В своем последнем произведении, в сущности завещании, «Письме моим сыновьям» Генрих Белль писал: «У меня нет никакого основания жаловаться на Советский Союз. То обстоятельство, что я там несколько раз болел, был там ранен, заложено в „природе вещей“, которая в данном случае зовется войной, и я всегда понимал: нас туда не приглашали… Вы всегда сможете различать немцев по тому, как они называют 8 мая: днем поражения или днем освобождения. Мы ждали наших „врагов“ как освободителей. Один из выживших из ума генерал-фельдмаршалов потом это назвал не „поражением“, а „утраченными победами“».

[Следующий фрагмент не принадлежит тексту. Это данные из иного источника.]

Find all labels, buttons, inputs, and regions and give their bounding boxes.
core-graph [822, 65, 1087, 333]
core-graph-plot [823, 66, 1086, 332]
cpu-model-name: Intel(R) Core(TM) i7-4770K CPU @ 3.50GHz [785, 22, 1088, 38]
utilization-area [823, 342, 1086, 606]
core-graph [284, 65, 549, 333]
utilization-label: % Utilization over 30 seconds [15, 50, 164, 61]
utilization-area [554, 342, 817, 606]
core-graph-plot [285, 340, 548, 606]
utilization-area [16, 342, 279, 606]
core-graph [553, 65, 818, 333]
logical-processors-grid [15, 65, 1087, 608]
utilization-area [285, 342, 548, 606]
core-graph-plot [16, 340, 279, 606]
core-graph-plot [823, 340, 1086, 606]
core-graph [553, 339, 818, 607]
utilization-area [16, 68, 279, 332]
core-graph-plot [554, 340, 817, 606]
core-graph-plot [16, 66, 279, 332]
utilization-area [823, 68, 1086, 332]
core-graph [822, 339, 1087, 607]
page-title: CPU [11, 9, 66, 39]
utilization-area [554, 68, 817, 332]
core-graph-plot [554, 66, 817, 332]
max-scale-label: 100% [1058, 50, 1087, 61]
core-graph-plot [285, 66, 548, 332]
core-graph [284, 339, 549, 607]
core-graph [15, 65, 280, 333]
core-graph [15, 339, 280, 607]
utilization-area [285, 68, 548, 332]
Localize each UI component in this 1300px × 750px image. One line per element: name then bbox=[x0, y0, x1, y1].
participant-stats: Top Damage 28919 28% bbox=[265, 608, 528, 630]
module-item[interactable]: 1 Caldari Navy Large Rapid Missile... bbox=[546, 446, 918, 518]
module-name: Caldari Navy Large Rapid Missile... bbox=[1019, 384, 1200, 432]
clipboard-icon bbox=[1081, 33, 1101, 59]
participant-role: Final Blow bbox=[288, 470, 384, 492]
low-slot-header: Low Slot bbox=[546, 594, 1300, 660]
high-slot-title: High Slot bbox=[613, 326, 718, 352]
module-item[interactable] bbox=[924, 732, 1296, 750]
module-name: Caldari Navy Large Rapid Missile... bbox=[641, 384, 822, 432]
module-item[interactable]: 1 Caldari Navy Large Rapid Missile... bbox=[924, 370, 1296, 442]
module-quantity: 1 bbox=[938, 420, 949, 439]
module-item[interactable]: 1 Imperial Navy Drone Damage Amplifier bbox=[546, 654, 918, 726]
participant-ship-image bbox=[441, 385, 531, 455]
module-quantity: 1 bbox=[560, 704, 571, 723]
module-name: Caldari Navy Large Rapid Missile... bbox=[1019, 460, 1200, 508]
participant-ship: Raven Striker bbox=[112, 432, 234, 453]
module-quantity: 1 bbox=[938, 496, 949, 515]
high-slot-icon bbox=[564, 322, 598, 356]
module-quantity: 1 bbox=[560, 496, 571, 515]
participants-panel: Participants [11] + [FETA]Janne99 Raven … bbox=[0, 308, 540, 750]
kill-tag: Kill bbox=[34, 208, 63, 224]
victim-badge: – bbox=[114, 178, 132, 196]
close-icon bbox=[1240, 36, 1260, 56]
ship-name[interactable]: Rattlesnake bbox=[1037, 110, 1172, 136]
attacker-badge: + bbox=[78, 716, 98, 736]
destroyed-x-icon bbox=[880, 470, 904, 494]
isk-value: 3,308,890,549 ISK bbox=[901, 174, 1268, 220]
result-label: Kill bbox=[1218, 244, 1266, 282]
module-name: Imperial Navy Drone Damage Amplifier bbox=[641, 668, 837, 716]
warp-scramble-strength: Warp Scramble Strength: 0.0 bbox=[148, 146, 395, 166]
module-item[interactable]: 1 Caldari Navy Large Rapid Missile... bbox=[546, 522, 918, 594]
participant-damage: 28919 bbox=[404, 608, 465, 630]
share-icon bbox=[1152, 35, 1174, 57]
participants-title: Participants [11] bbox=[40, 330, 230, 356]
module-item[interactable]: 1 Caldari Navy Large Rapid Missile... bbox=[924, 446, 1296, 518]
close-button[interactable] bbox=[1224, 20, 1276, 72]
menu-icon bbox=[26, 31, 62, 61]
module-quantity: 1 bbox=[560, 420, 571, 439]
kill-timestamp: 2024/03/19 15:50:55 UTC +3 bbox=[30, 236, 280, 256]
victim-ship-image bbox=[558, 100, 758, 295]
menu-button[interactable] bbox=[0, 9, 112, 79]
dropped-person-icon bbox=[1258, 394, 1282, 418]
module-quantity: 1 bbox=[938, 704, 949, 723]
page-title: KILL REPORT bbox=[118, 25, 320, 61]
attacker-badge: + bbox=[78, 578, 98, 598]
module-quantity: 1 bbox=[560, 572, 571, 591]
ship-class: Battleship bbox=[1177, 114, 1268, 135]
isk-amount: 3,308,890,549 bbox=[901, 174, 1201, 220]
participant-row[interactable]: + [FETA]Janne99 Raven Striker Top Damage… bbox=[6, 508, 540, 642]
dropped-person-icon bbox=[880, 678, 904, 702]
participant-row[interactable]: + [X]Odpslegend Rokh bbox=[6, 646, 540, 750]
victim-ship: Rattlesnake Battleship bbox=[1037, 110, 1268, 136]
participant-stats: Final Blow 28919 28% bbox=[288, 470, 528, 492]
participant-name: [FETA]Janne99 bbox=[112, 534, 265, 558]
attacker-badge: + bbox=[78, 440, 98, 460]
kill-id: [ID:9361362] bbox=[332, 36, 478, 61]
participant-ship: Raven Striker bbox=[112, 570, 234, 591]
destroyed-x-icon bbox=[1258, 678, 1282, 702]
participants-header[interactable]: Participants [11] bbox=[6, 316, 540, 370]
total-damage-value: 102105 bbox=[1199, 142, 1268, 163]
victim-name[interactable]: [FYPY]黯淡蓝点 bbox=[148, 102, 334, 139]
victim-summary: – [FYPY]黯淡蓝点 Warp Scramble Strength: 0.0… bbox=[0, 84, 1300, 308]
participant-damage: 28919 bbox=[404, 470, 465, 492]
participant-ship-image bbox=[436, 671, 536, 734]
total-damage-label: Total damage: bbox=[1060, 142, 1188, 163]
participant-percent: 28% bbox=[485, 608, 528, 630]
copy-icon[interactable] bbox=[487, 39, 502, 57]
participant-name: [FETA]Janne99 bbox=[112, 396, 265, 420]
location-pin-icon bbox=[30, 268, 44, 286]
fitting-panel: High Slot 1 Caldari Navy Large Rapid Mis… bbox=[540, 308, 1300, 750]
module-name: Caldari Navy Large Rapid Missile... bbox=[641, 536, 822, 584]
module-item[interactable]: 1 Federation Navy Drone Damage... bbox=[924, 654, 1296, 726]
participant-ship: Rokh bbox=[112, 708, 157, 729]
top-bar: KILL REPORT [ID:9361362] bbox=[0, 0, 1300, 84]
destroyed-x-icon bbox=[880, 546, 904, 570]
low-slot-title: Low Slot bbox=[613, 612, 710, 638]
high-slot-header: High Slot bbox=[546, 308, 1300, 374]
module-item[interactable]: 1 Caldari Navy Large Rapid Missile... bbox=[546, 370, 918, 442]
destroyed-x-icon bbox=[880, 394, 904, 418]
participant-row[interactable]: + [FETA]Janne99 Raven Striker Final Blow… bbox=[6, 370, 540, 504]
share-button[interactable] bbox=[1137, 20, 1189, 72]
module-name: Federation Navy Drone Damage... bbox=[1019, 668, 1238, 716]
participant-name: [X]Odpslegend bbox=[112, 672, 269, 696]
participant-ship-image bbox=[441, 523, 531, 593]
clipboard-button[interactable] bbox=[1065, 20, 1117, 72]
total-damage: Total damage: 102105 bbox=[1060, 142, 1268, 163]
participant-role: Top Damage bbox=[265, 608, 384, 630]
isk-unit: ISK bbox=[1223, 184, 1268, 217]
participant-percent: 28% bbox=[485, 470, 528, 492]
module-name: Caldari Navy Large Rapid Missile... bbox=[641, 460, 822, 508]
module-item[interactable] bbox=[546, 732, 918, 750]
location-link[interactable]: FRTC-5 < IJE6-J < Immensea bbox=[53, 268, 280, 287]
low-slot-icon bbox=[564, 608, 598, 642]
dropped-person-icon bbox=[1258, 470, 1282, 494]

Иная позиция у Гюнтера Грасса. В «Траектории краба» — книге, написанной одновременно с повестью Гранина «По ту сторону», он, отбросив «освобождение», занялся истолкованием «поражения» и стал искать скелетов в чужом, нашем шкафу, выдавая созданную картину за объективное расследование. Послушаем, что он говорит: «Поразительно, как поздно и со все еще продолжающимся оттягиванием вспоминают о страданиях немцев во время войны. Последствия войны, проводившейся преступно и без зазрения совести, то есть разрушение немецких городов, смерть сотен тысяч гражданских лиц от ковровых бомбардировок и изгнание с родины 12 миллионов немцев из восточных земель — все это было темой на дальнем плане. Даже послевоенная литература лишь в малой степени сохранила в памяти множество погибших при ночных бомбардировках. Одно бесчестие вытеснило собой другое. Достойным укоризны стало сравнивать одно с другим не говоря уже о поисках виновных».